Ningshu, elle, regardait non loin de là.
Là, plusieurs Petits bonhommes en papier, le visage barbouillé de peinture dorée, lui gesticulaient frénétiquement.
« Mhm, je comprends. » Ningshu acquiesça, fit signe au vieux Xu et pointa un endroit précis. « Là, un coup de marteau, et je vous garantis qu'il en sortira quelque chose. »
« D'accord, je te fais confiance. » Le vieux Xu hocha la tête. Jettant un coup d'œil à la foule protestataire, il la contourna par derrière, s'avança silencieusement en première ligne, arracha un marteau des mains d'un ouvrier hésitant, et se dirigea droit vers l'endroit que Ningshu avait désigné.
Quand les vieux villageois s'en aperçurent, le vieux Xu était déjà arrivé devant ce mur.
« Hé ! Qu'est-ce que vous faites ! » cria quelqu'un dans le dos du vieux Xu.
Le vieux Xu n'hésita pas ; il leva la main et abattit le marteau.
L'instant d'après, avec un grand clang, une fine fissure apparut dans le mur.
Maintenant que le premier coup de marteau était porté, le vieux Xu devint bien plus hardi pour les suivants.
« Hé ! » Les villageois se ruèrent en avant et saisirent le vieux Xu.
Le vieux Xu se fit arracher le marteau des mains et fut plaqué au sol solidement.
Ses yeux restaient rivés sur l'endroit qu'il avait fracassé : « Regardez par vous-mêmes ! »
Les villageois qui maintenaient le vieux Xu, le visage furieux, suivirent son regard.
Sous le mur fissuré en toile d'araignée, une étendue d'or scintillant éblouissait.
« Cela... » La foule resta stupéfaite, contemplant la scène avec incrédulité.

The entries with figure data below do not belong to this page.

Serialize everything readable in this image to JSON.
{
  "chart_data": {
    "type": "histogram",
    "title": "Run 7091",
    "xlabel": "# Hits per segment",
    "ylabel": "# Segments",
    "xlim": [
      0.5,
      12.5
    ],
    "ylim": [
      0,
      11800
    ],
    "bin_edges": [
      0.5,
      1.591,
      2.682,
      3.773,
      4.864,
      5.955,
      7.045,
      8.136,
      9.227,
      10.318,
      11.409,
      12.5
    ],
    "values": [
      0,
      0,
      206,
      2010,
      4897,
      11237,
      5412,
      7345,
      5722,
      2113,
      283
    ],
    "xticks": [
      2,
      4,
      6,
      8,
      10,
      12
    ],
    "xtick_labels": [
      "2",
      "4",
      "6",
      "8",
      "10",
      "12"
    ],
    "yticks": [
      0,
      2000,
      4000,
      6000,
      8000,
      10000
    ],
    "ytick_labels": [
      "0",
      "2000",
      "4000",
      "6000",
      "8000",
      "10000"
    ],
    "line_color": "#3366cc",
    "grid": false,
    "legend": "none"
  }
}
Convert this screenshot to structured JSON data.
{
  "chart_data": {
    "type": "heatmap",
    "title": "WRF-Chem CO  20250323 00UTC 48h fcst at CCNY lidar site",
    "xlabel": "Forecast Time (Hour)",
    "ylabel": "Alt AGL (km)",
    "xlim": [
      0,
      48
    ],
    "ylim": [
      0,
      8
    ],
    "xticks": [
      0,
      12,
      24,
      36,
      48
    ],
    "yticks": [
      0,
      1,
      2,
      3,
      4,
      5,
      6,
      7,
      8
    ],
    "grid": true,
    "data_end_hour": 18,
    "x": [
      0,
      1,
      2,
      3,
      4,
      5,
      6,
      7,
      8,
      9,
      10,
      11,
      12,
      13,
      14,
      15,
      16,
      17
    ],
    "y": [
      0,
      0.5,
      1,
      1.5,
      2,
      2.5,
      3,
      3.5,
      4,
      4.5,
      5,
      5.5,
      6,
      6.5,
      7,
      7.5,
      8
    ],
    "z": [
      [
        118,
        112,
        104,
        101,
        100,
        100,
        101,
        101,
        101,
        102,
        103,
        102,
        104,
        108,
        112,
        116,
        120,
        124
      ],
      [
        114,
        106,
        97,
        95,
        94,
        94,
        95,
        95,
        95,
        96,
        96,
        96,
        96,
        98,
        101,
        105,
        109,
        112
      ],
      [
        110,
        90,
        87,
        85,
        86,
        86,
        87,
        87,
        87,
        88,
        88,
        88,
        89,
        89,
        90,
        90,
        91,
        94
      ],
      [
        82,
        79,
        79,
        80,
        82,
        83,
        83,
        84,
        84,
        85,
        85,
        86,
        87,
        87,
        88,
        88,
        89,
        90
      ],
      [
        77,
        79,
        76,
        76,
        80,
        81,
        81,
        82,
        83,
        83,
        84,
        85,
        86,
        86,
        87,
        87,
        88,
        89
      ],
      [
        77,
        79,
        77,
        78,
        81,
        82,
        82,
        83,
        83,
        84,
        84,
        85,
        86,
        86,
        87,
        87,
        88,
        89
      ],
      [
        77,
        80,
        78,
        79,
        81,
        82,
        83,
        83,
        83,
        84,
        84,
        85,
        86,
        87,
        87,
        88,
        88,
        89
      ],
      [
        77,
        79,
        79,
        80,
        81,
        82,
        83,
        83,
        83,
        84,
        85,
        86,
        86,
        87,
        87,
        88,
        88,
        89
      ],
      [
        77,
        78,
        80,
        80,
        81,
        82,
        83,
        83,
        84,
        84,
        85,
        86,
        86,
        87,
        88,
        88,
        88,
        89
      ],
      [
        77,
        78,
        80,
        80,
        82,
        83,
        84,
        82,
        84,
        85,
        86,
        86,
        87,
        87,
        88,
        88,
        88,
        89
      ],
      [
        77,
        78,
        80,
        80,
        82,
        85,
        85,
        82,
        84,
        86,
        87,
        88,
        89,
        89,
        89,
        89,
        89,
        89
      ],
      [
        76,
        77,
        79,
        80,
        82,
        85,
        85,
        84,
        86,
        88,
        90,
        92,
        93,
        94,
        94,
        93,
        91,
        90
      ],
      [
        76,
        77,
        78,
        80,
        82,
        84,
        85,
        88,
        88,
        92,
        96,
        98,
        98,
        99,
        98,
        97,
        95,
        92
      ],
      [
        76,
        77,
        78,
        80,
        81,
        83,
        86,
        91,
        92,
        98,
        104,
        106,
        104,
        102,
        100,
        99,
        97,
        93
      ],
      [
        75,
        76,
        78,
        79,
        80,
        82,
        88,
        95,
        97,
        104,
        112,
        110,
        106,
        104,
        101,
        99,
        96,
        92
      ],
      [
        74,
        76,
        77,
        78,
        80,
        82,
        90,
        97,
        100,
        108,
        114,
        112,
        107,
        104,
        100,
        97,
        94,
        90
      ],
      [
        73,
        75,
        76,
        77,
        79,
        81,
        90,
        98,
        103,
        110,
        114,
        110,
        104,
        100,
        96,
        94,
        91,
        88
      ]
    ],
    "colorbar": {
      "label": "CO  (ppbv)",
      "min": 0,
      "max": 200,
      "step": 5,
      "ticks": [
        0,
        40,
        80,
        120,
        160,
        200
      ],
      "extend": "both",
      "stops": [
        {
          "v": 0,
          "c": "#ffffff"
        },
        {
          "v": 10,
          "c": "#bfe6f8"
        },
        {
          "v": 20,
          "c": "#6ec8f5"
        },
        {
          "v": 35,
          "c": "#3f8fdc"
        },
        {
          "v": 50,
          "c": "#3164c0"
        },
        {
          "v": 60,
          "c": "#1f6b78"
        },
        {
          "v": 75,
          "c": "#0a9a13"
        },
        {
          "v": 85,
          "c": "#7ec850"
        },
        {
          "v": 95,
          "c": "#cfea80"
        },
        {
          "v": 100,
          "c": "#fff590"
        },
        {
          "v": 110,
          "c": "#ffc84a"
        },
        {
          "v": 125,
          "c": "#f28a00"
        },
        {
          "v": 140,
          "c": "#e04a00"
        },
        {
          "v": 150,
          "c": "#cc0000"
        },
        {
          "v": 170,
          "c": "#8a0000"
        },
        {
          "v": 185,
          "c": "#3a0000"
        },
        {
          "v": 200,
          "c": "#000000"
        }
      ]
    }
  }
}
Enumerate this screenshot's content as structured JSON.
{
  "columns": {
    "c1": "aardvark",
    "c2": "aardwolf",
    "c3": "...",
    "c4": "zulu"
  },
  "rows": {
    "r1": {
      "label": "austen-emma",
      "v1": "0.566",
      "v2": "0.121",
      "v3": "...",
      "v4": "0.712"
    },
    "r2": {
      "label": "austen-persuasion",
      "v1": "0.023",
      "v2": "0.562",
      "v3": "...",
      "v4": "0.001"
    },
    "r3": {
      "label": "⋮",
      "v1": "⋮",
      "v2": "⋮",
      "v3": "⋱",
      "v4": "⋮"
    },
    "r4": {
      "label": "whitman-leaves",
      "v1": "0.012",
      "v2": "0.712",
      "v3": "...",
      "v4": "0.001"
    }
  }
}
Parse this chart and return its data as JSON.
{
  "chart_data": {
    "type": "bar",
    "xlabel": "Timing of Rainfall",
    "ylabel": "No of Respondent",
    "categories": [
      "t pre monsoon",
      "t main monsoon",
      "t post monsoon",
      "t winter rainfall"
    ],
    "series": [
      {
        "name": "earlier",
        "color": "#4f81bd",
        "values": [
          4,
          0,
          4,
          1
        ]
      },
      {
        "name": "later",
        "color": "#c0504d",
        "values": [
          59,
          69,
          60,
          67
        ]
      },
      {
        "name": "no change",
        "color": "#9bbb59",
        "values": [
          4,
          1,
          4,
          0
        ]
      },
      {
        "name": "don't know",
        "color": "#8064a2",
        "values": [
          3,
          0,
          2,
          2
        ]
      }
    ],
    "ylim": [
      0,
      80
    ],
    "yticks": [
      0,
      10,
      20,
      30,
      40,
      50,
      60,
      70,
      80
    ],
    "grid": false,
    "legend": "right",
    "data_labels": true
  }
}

Comment pouvait-il y avoir de l'or à l'intérieur des murs du temple des esprits ?
« Le chef du village Li est soupçonné d'être impliqué dans une affaire de fraude financière. Il a converti une énorme somme en or et l'a caché dans les murs du temple des esprits sous prétexte de le rénover. Quiconque osera encore nous entraver sera traité comme complice et emmené pour enquête ! »
La voix du vieux Xu était forte et sévère.
Les vieillards qui, peu avant, étaient prêts à risquer leur vie, s'éloignèrent à cloche-pied sur leurs cannes l'un après l'autre, marmonnant : « Quel péché... » de peur qu'en partant trop tard, ils ne puissent préserver leur intégrité dans leur vieillesse.
Assistantant au revirement instantané de la situation, le capitaine Song en resta coi. Il jeta un coup d'œil à la nuque de Ningshu et se redressa silencieusement : « Démolissez ! Démolissez sur-le-champ ! »
Au même moment, le regard du vieux Xu balaya la foule environnante, verrouillant rapidement quelques villageois qui tentaient de s'enfuir.
Il agita la main, et des agents se ruèrent immédiatement, arrêtant ces villageois sur place.
Ils ne le savaient pas avant de démolir, mais une fois fait, ils furent saisis d'effroi.
Un mur entier du temple des esprits était incrusté de lingots d'or de toutes tailles.
Ils découvrirent également une cave dans la cour arrière du temple.
Dans la cave se trouvaient huit jeunes hommes couverts de terre, tous attirés là sous prétexte d'emplois bien payés.
S'ils avaient été découverts un jour plus tard, ils auraient été organisés pour être envoyés dans le nord du Myanmar.
« Comment cela pourrait-il être une arnaque ? » Les jeunes hommes secourus maintenaient encore une attitude de méfiance envers la police.
« Exactement, Frère Lei est très capable, et sa femme est incroyablement riche ! »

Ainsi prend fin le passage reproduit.